2 minute read

COCAINE BEAR

While allegedly based on real-life events, this movie is silly and disjointed, earning 0 stars from our critic.

RUNNING TIME: 1 hour, 35 minutes

RATING: 0 stars

BY REX REED THE NORTH SHORE WEEKEND

A stupid waste of time called Cocaine Bear claims to be inspired by true events, but I don’t have to believe it if I don’t want to. This hokum hopes to capture the attention of moviegoers who will sit through anything as long as the projector keeps running, but “inspired” is not the word I would use to describe it.

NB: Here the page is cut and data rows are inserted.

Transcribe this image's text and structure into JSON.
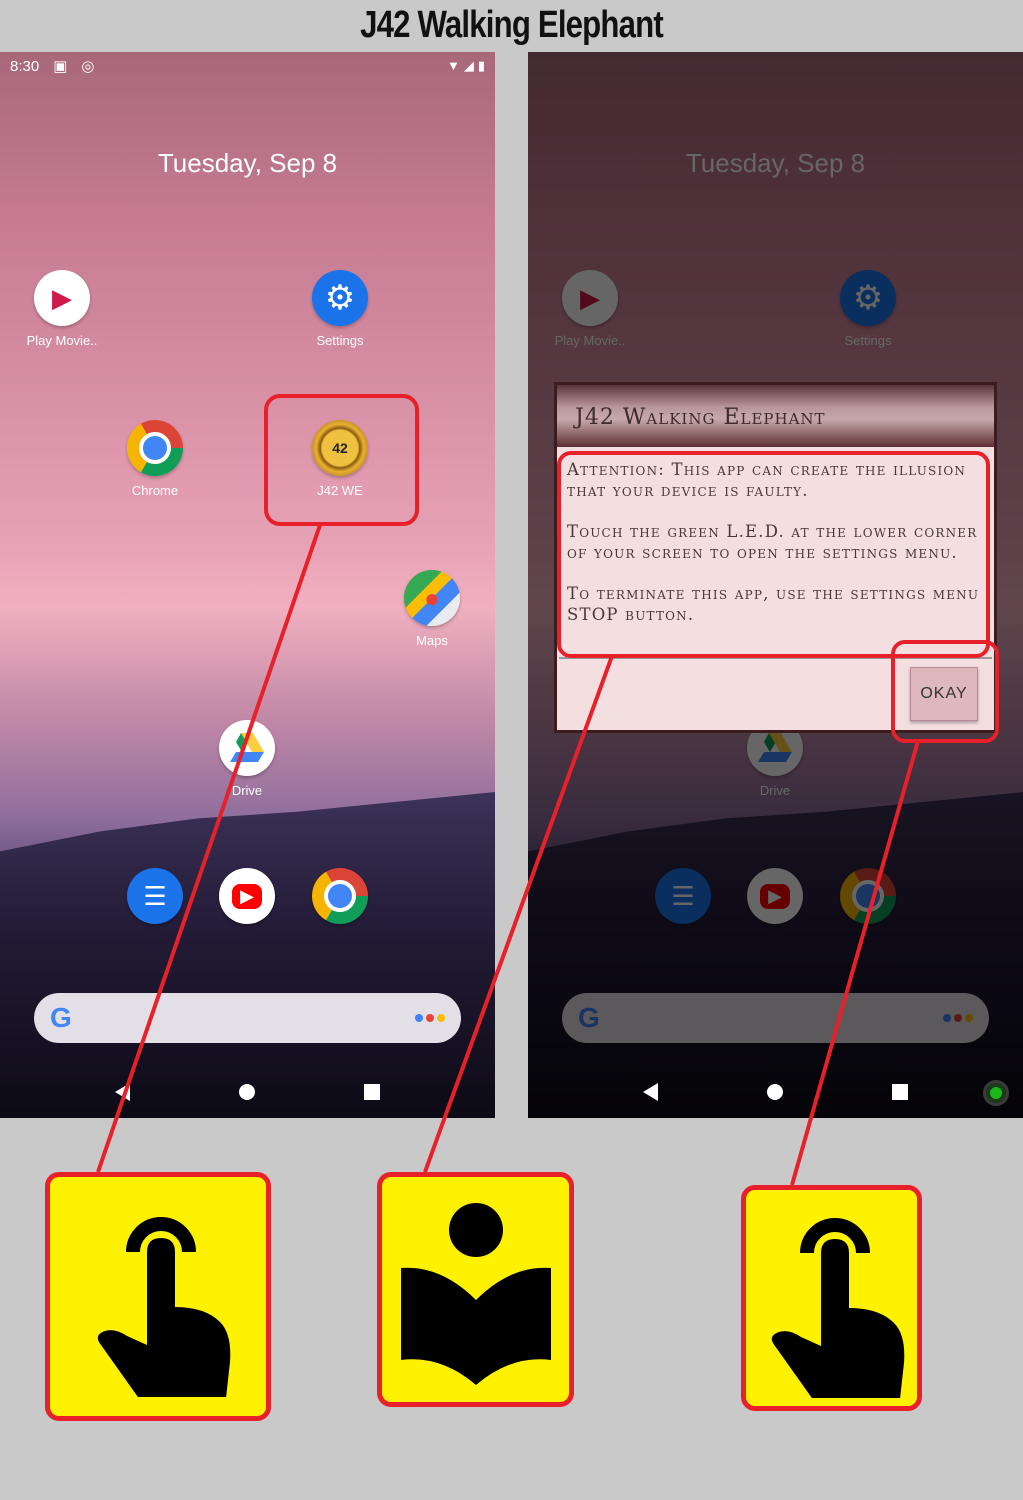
{
  "title": "J42 Walking Elephant",
  "status": {
    "time": "8:30"
  },
  "home": {
    "date": "Tuesday, Sep 8",
    "apps": [
      {
        "label": "Play Movie..",
        "icon": "play-movies-icon"
      },
      {
        "label": "Settings",
        "icon": "settings-gear-icon"
      },
      {
        "label": "Chrome",
        "icon": "chrome-icon"
      },
      {
        "label": "J42 WE",
        "icon": "j42-elephant-icon"
      },
      {
        "label": "Maps",
        "icon": "maps-icon"
      },
      {
        "label": "Drive",
        "icon": "drive-icon"
      }
    ],
    "dock": [
      "messages-icon",
      "youtube-icon",
      "chrome-icon"
    ],
    "search_logo": "G"
  },
  "dialog": {
    "title": "J42 Walking Elephant",
    "paragraphs": [
      "Attention: This app can create the illusion that your device is faulty.",
      "Touch the green L.E.D. at the lower corner of your screen to open the settings menu.",
      "To terminate this app, use the settings menu STOP button."
    ],
    "button": "OKAY"
  },
  "steps": [
    "tap-hand-icon",
    "read-instructions-icon",
    "tap-hand-icon"
  ],
  "colors": {
    "highlight": "#e8202a",
    "step_bg": "#fff200",
    "led": "#1bb81b"
  }
}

Apparently there was an incident in 1985 when a drug dealer crashed a private plane somewhere near Knoxville, Tennessee, scores of bags containing cocaine worth millions of dollars piled out of the wreckage and got eaten by a black bear that flew through the forest like a hairy helicopter.

Fact or fiction, an actress turned wanna-be director, Elizabeth Banks, and a second-rate hack screenwriter, Jimmy Warden, have turned that less-than-historic event into a movie destined to fill the lower half of a double bill on cable TV—hoping for what Variety calls box-office boffo. The way things are going at the movies, it might be a hit in the making, but without the help of anyone with an I.Q. above 50.

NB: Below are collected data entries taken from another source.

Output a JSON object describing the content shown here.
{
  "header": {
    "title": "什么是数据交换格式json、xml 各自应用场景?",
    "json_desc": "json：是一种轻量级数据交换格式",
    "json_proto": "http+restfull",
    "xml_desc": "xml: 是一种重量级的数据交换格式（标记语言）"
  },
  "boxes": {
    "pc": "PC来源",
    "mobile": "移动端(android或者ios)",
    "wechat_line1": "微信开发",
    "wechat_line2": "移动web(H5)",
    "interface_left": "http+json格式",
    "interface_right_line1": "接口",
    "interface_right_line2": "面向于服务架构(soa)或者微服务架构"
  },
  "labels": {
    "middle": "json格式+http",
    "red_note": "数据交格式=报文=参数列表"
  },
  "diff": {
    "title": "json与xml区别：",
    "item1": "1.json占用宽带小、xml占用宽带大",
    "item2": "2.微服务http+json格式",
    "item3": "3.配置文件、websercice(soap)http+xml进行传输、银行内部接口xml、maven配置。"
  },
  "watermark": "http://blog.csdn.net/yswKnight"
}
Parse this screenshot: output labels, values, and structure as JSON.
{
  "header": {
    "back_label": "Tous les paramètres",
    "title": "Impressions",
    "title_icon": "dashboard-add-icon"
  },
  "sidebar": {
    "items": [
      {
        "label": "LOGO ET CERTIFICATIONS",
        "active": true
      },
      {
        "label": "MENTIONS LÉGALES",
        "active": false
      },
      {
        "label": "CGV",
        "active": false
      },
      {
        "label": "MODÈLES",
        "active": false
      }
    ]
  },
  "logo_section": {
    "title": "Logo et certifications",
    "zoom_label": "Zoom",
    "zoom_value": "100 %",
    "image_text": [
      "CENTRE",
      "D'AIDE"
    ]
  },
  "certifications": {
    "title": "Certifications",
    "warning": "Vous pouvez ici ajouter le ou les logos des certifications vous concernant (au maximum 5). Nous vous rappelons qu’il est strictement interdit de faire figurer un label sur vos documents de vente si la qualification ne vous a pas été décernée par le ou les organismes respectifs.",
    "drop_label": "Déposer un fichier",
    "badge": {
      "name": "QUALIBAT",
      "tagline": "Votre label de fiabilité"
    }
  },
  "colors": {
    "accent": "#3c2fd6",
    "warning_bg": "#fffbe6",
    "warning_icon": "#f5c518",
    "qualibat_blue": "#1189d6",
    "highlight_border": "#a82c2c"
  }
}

In this fictional re-telling, the plane crashes in the Chattahoochee National Forest in Georgia. Numerous bags of white powder are scattered under trees, hanging from branches, floating in the river, and covering the floors of wooden ranger stations. A black bear comes along and eats it. He wants more. There isn’t much action, which is a shame, because the only times the movie comes to life is when the bear is eating people.

On a coke-fueled rampage, it attacks game wardens, innocent children, horrified tourists, and a gang of coke dealers too greedy and moronic to leave what’s left behind. Mostly it climbs trees, sniffing out everyone with cocaine on their arms and knees. mong the victims are Margo Martindale, the excellent character actress, reduced to the status of a buffoon as a forest ranger cussing out teenagers, criminals and the bear, which she blames for holding back her career (“Without you, I’d be in Yellowstone by now!”

This mess isn’t intentionally funny. It’s just silly and disjointed and woefully misguided. Nevertheless, it’s so bad it reaches near-farcical status. I mean, when the bear lands on top of one victim, he finally informs the audience of the creature’s gender.

“It’s a female!” he shouts as the bear chews his fingers off. “How do you know?” “Because her vagina is in my ear.”

The jokes seem to be misfiring.

In the sparsely attended cinema where I watched this fiasco (I counted ten ticket buyers, including myself), a few sadists groaned, but nobody laughed.

The saddest thing about Cocaine Bear is the fact that it is one of the final onscreen appearances by the popular, recently deceased Ray Liotta. He deserves better, but so does the audience.